Jip-en-janneketaal werkt niet in de politiek
Politici die zich bedienen van jip-en-janneketaal, vol sneren naar de gevestigde orde en verwijzingen naar de man in de straat, spreken de kiezer veel minder aan dan wordt gedacht. Dat blijkt uit onderzoek van communicatiewetenschappers aan de Universiteit van Amsterdam. Ze ontdekten dat zulke ‘populistische retoriek’, zoals ze het noemen, zelfs averechts werkt.
Het onderzoek richtte zich op de media-invloed op vierhonderd kiezers rond de verkiezingen van 2006; voor een ander, nog ongepubliceerd experiment gingen ze na hoe drieduizend mensen reageerden op krantenartikelen die door de onderzoekers zelf waren bewerkt. Daaruit kwam naar voren dat middelbaar en hoger opgeleiden zich storen aan politici die zich toeleggen op populistische retoriek. Rechts-populisten als Geert Wilders hebben wel iets aan zo'n benadering, alleen is het een minderheid die erdoor wordt aangesproken: lager opgeleiden die onderzoekster Linda Bos karakteriseert als ‘extreem cynisch’.
In het vakblad Political Communication schrijven Bos en haar collega's dat kiezers meer overtuigd raken door politici met inhoudelijke kennis van zaken.

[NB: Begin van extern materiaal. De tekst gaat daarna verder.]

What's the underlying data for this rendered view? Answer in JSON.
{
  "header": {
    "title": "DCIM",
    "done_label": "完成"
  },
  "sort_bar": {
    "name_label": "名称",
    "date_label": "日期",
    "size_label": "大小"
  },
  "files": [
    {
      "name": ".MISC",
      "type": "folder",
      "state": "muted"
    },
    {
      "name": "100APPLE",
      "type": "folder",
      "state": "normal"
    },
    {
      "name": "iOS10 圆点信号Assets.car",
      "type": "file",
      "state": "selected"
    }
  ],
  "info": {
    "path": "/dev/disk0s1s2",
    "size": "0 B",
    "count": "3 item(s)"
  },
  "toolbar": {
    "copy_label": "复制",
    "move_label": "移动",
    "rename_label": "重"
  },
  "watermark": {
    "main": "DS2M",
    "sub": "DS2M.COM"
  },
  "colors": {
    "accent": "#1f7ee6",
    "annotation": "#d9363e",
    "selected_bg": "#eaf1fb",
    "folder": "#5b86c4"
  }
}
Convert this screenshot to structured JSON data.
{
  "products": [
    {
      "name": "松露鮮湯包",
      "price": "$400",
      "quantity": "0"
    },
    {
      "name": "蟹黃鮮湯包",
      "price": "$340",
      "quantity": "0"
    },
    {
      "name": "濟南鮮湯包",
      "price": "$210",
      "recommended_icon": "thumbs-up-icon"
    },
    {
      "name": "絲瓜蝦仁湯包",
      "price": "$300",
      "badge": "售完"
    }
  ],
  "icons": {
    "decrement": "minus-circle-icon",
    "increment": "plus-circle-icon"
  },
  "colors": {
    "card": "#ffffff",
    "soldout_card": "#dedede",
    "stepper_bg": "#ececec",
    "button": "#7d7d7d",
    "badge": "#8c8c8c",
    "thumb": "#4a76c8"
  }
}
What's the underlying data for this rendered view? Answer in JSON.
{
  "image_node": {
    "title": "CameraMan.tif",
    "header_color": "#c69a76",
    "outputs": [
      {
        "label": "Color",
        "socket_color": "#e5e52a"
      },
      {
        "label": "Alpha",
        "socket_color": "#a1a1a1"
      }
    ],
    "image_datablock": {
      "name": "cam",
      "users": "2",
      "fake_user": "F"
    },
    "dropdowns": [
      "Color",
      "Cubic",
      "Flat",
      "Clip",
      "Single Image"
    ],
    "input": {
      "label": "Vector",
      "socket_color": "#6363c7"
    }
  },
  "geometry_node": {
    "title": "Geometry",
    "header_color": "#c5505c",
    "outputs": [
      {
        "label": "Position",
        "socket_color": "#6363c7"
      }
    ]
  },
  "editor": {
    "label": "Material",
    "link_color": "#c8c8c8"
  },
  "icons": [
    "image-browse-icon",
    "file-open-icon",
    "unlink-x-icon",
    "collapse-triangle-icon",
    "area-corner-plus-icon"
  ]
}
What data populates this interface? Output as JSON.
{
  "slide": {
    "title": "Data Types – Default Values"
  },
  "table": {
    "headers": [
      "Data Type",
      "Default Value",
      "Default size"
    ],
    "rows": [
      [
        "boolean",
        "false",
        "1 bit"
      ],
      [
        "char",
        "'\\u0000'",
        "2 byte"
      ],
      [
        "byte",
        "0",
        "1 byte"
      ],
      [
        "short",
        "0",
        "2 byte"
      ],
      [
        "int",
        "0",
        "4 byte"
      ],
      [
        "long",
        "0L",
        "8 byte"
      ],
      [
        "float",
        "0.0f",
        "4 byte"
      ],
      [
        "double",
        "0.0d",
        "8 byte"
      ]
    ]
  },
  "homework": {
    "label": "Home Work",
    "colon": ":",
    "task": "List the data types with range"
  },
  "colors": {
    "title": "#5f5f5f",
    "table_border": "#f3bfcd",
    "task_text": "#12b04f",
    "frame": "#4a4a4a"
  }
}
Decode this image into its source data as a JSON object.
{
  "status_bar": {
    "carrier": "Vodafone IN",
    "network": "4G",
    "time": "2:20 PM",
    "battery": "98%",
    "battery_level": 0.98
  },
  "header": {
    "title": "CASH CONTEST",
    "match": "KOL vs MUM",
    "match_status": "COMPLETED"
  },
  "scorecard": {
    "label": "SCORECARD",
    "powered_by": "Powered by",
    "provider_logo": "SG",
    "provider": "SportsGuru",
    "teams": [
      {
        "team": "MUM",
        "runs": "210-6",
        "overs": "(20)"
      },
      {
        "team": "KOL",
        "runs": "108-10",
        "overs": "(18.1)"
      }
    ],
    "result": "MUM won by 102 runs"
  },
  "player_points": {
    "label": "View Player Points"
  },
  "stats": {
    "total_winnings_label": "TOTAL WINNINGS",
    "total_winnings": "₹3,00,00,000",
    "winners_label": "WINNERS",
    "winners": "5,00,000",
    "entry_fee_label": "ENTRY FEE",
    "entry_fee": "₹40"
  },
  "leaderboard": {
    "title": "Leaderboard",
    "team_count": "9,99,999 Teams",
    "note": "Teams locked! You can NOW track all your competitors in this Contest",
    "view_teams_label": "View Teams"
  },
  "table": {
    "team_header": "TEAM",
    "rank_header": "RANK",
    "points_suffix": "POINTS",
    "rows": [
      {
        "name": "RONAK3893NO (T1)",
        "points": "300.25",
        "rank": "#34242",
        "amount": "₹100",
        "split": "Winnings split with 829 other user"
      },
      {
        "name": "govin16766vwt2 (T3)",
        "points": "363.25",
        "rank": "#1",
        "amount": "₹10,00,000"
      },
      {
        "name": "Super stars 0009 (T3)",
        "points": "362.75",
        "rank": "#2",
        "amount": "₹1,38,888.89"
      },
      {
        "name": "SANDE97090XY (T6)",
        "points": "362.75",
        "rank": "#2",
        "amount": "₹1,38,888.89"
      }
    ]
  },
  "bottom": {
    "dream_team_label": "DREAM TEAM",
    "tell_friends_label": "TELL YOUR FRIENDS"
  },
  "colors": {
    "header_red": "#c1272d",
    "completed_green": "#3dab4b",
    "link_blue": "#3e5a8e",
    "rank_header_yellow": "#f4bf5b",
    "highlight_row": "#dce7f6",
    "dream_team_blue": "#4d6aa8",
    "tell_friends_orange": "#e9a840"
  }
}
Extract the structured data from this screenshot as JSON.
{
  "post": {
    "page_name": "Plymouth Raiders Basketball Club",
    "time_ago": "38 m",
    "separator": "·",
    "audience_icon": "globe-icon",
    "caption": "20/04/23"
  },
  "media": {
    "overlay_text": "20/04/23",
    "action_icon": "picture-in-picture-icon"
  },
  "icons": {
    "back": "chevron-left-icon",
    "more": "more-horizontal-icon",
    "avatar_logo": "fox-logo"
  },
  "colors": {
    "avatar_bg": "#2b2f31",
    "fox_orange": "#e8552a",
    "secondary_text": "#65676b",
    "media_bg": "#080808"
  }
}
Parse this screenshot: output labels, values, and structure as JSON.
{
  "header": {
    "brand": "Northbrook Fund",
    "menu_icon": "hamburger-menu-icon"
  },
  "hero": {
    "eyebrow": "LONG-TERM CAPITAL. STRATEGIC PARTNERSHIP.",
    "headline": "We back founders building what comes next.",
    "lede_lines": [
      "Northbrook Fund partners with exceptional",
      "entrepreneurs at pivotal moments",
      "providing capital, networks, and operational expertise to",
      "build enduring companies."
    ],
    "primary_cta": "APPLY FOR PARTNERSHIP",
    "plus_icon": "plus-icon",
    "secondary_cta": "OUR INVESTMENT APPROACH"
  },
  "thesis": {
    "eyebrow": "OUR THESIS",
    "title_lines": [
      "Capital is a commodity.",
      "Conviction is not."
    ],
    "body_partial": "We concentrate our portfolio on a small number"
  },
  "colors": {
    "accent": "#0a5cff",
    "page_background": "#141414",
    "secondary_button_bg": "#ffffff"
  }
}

Dat geldt opmerkelijk genoeg ook voor rechts-populistische leiders als Wilders. ‘Rechtse populistische leiders die meer inhoudelijk gezaghebbend lijken door kennis tentoon te spreiden, worden als meer effectief ervaren.’
De uitkomsten zijn opvallend, schrijven de onderzoekers, omdat ze haaks staan op de heersende politieke mode. ‘De populistische retoriek en stijl wordt steeds meer door gematigde leiders overgenomen, mogelijk in de hoop om hun imago positief te beïnvloeden.’ En dat is dus een verkeerde inschatting, volgens de wetenschappers.